E-commerce provisions important in India’s withdrawal from the RCEP
November 19, 2019: Kanksshi Agarwal, a policy and political researcher based in Delhi, has analysed the role that e-commerce provisions in the Regional Comprehensive Economic Partnership (RCEP) have played in India’s decision to withdraw from the agreement.
Agarwal emphasises the importance of e-commerce for developing countries. She argues that e-commerce can help to address the global economic divide but warns that developing countries require the flexibility to develop their own regulatory frameworks, which facilitate their digital industrialisation and ensure they are not locked out of the digital economy.

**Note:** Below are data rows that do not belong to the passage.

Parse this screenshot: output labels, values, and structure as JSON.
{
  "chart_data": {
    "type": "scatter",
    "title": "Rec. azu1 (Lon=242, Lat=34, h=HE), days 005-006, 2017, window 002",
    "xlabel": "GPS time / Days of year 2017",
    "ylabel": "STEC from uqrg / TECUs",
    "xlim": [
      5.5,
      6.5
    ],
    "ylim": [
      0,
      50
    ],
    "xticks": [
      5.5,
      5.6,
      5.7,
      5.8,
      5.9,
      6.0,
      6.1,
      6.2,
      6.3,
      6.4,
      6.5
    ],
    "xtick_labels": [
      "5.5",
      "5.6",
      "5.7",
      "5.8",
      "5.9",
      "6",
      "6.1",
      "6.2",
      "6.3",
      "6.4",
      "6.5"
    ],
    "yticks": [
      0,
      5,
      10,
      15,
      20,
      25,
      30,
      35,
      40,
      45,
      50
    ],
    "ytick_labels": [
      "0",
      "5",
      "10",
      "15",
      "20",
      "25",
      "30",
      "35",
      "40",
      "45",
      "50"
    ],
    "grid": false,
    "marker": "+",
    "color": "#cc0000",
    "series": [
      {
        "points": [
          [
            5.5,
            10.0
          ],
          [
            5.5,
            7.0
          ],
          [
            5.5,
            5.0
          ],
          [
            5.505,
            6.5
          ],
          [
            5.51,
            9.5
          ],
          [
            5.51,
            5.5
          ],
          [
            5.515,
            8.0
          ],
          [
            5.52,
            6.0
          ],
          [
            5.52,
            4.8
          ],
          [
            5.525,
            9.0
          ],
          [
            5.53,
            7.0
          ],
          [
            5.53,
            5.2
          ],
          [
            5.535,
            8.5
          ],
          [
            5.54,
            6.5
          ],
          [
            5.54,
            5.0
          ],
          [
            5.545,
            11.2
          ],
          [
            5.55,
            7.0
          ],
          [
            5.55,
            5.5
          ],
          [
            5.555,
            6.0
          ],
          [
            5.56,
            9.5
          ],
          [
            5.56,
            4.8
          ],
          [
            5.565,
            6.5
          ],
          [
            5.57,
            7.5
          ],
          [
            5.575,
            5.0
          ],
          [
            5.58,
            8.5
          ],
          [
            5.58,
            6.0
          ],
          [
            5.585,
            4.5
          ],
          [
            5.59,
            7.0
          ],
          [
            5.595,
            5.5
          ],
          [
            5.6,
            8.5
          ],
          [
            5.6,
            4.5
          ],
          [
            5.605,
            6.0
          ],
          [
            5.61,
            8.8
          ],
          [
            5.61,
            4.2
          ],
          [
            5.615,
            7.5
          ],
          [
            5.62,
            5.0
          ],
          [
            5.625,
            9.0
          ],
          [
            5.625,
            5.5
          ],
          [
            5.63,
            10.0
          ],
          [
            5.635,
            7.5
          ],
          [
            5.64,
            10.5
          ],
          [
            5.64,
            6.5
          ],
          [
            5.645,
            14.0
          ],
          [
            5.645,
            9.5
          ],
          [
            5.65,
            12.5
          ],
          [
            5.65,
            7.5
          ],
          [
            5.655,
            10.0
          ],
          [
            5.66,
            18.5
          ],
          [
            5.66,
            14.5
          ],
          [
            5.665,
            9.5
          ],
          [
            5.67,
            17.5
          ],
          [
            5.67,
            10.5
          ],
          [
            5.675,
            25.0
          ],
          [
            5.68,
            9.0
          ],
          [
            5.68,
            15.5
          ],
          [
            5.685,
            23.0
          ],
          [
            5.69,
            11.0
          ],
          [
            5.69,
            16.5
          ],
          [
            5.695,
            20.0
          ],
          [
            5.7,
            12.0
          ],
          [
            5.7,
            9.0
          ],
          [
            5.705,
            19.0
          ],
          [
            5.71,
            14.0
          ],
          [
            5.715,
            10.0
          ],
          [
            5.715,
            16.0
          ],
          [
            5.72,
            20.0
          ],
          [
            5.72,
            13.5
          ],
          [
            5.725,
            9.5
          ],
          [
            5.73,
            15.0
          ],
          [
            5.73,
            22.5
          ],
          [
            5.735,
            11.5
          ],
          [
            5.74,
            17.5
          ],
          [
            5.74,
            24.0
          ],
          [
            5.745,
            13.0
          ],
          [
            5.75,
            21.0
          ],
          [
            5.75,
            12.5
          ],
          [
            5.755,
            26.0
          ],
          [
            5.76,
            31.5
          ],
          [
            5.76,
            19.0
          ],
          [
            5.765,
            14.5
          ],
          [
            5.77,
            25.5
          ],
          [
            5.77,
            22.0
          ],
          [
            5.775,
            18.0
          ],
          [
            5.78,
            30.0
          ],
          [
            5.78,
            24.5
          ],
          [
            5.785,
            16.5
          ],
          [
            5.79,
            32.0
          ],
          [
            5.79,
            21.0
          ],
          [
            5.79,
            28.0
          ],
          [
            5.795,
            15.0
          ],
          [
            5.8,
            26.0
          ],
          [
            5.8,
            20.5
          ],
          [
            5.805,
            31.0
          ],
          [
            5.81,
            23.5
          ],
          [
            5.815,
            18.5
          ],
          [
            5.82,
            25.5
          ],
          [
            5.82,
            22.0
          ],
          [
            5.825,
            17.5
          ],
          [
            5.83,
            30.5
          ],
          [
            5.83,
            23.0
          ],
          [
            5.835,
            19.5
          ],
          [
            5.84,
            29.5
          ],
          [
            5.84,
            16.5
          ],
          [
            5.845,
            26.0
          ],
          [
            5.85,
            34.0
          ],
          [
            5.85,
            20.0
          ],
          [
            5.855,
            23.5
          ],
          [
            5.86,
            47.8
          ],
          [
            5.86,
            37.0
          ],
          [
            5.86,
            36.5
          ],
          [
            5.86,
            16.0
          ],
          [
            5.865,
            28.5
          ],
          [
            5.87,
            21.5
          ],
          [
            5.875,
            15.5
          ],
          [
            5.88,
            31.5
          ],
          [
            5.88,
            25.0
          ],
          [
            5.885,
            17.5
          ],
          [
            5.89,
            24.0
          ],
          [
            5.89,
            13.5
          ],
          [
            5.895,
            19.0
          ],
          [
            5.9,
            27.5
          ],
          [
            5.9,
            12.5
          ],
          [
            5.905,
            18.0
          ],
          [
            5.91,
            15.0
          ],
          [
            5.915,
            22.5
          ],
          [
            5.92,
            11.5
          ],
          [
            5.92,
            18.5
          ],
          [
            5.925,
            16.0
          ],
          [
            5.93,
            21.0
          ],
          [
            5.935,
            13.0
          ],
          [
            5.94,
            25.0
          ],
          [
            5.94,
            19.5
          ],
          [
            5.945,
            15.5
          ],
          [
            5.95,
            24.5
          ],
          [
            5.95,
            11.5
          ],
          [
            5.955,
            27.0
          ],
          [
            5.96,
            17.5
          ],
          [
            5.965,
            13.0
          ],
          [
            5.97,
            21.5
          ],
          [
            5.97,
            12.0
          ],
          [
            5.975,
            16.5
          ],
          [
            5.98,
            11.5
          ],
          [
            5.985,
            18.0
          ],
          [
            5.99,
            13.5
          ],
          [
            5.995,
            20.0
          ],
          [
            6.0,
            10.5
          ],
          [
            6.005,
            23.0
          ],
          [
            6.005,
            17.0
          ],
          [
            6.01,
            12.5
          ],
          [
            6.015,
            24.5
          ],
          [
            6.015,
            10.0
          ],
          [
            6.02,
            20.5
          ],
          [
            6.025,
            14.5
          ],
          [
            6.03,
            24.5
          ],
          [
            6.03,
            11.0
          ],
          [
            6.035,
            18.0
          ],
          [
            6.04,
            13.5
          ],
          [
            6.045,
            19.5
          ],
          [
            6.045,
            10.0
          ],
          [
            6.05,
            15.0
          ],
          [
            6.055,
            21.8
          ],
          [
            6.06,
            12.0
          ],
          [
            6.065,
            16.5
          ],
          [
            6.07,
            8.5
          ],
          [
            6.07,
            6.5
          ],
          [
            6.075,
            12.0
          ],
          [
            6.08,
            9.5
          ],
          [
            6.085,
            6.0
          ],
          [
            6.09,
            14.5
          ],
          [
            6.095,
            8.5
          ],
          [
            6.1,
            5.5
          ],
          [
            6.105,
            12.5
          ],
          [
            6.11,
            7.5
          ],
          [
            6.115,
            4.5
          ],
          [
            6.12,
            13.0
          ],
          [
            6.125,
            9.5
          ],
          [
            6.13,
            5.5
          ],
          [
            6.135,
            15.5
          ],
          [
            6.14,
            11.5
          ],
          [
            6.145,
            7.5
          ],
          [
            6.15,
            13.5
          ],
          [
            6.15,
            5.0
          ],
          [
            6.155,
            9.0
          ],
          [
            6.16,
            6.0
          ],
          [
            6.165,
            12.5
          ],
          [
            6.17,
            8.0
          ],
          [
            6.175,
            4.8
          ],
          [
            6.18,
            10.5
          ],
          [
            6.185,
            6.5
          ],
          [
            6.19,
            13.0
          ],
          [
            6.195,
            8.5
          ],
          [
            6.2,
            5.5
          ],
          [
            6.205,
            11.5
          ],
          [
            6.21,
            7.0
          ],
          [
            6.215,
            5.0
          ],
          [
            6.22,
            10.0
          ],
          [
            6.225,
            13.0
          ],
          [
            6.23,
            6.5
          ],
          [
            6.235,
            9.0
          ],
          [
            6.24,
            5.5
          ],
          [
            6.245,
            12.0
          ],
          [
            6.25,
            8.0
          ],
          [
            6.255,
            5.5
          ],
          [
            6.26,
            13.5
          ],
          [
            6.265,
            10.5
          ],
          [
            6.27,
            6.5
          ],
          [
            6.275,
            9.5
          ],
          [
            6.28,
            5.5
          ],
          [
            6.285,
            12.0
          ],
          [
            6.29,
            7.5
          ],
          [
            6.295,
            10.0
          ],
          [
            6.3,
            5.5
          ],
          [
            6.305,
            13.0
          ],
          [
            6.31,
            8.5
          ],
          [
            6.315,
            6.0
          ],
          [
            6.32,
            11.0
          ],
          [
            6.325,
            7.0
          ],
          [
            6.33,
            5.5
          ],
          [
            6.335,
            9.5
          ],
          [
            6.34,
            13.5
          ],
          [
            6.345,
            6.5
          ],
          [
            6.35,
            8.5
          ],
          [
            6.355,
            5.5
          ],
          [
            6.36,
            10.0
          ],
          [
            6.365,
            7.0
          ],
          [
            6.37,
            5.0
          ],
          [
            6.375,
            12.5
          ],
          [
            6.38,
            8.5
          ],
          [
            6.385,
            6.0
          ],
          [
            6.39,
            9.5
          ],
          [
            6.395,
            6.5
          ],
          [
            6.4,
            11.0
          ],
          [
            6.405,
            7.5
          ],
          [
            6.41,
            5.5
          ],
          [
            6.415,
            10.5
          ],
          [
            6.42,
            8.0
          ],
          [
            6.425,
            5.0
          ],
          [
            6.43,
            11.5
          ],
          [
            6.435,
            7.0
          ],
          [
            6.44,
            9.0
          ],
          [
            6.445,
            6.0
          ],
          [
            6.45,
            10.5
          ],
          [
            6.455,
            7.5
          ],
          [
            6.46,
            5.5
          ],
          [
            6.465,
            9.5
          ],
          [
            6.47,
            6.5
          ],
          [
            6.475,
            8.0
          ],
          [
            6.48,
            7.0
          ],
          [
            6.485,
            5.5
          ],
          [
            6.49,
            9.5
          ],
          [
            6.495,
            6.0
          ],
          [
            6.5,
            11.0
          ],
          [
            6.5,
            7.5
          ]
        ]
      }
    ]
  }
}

However, Agarwal suggests that the leaked terms of reference for the RCEP working group on E-commerce shows that the proposed model for e-commerce in the RCEP is similar to the Trans-Pacific Partnership Agreement (TPP-11) and would be of most benefit to China’s big tech companies rather than other developing country members of the RCEP, including India,
Agarwal suggests that disagreement between India and other RCEP countries relates to:
- The prohibition on national requirement to mandate storage and processing of data locally
- The Cross-border transfer of information
- Online consumer protection and personal data protection
She points to contradictions between RCEP provisions and pending domestic legislation in India, including the 2018 Draft Personal Data Protection Bill, which if passed would mandate data localisation for e-commerce entities and service providers and the draft national e-commerce policy which could restrict cross border data flows.